THE Westminster establishment are trying to brush the Chilcot report “under the carpet”, according to one SNP MP.

Angus McNeil made the comments ahead of a debate today into the much delayed investigation into the Iraq war. The last hearing by the inquiry was in February 2011, and the report was promised within months.

McNeil said: “The Iraq war was a foreign policy catastrophe that had a devastating impact on many families across the UK, Iraq and internationally. The delay in publication of the Chilcot report is outrageous.

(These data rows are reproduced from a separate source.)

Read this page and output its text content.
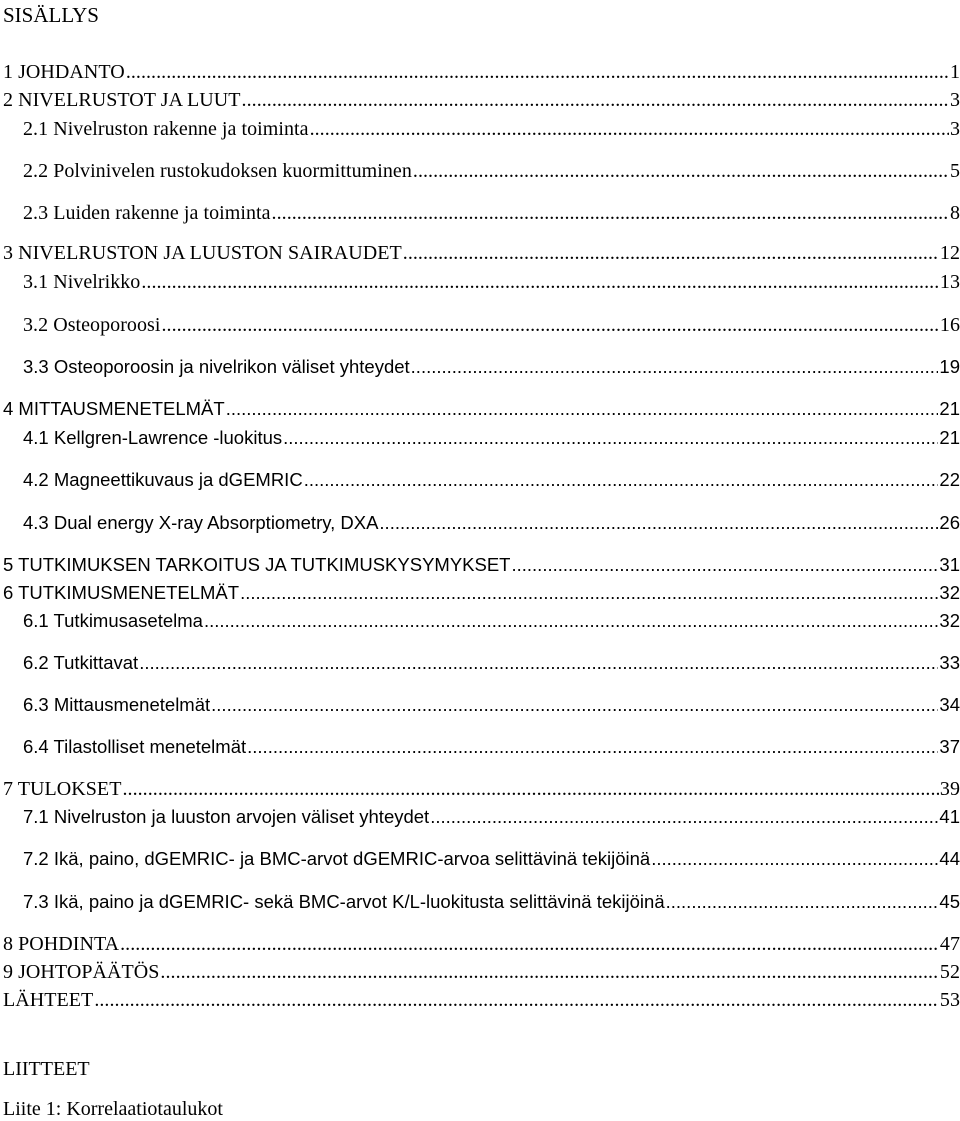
SISÄLLYS
1 JOHDANTO .....	1
2 NIVELRUSTOT JA LUUT .....	3
2.1 Nivelruston rakenne ja toiminta .....	3
2.2 Polvinivelen rustokudoksen kuormittuminen .....	5
2.3 Luiden rakenne ja toiminta .....	8
3 NIVELRUSTON JA LUUSTON SAIRAUDET .....	12
3.1 Nivelrikko .....	13
3.2 Osteoporoosi .....	16
3.3 Osteoporoosin ja nivelrikon väliset yhteydet .....	19
4 MITTAUSMENETELMÄT .....	21
4.1 Kellgren-Lawrence -luokitus .....	21
4.2 Magneettikuvaus ja dGEMRIC .....	22
4.3 Dual energy X-ray Absorptiometry, DXA .....	26
5 TUTKIMUKSEN TARKOITUS JA TUTKIMUSKYSYMYKSET .....	31
6 TUTKIMUSMENETELMÄT .....	32
6.1 Tutkimusasetelma .....	32
6.2 Tutkittavat .....	33
6.3 Mittausmenetelmät .....	34
6.4 Tilastolliset menetelmät .....	37
7 TULOKSET .....	39
7.1 Nivelruston ja luuston arvojen väliset yhteydet .....	41
7.2 Ikä, paino, dGEMRIC- ja BMC-arvot dGEMRIC-arvoa selittävinä tekijöinä .....	44
7.3 Ikä, paino ja dGEMRIC- sekä BMC-arvot K/L-luokitusta selittävinä tekijöinä .....	45
8 POHDINTA .....	47
9 JOHTOPÄÄTÖS .....	52
LÄHTEET .....	53
LIITTEET
Liite 1: Korrelaatiotaulukot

It will mean a full seven years from the onset of the inquiry and 13 years after the outbreak of the illegal conflict.

“There always seems to be a reason to push it back – Christmas – an election – a referendum – and the credibility of the final report is increasingly being diminished.

“Instead of eventually clearing up why we invaded Iraq illegally, it now has the potential to become an international embarrassment. It is almost as if the Westminster establishment is trying to brush it under carpet – and that is intolerable.”

Indications are that as many as 150 ex-ministers, civil servants and military figures will be criticised in the report. The Sunday Telegraph last weekend said the report was now being looked over by spies working for MI5, MI6 and GCHQ to make sure there were no security issues.

There was some criticism of the report being vetted by the security services, with Reg Keys, whose son died in the war, worried that it could lead to a “whitewash”.

He told the Telegraph: “There needs to be a referee almost if someone says ‘I am taking this out’ then it needs to be shown to an independent person otherwise it will be a whitewash, it will be sanitised.”

A source close to the inquiry said: ‘It is not deleting or redacting anything that is embarrassing it is just taking out or checking that anything genuinely secret is not left in.”

John Penrose, the minister responsible for the report, said: “Nobody wants this to take any longer than it has already. The process of checking by security officials will take no more than two weeks to complete. Sir John can then complete the process of preparing his report for publication on the timetable set out in his letter to the Prime Minister last October.”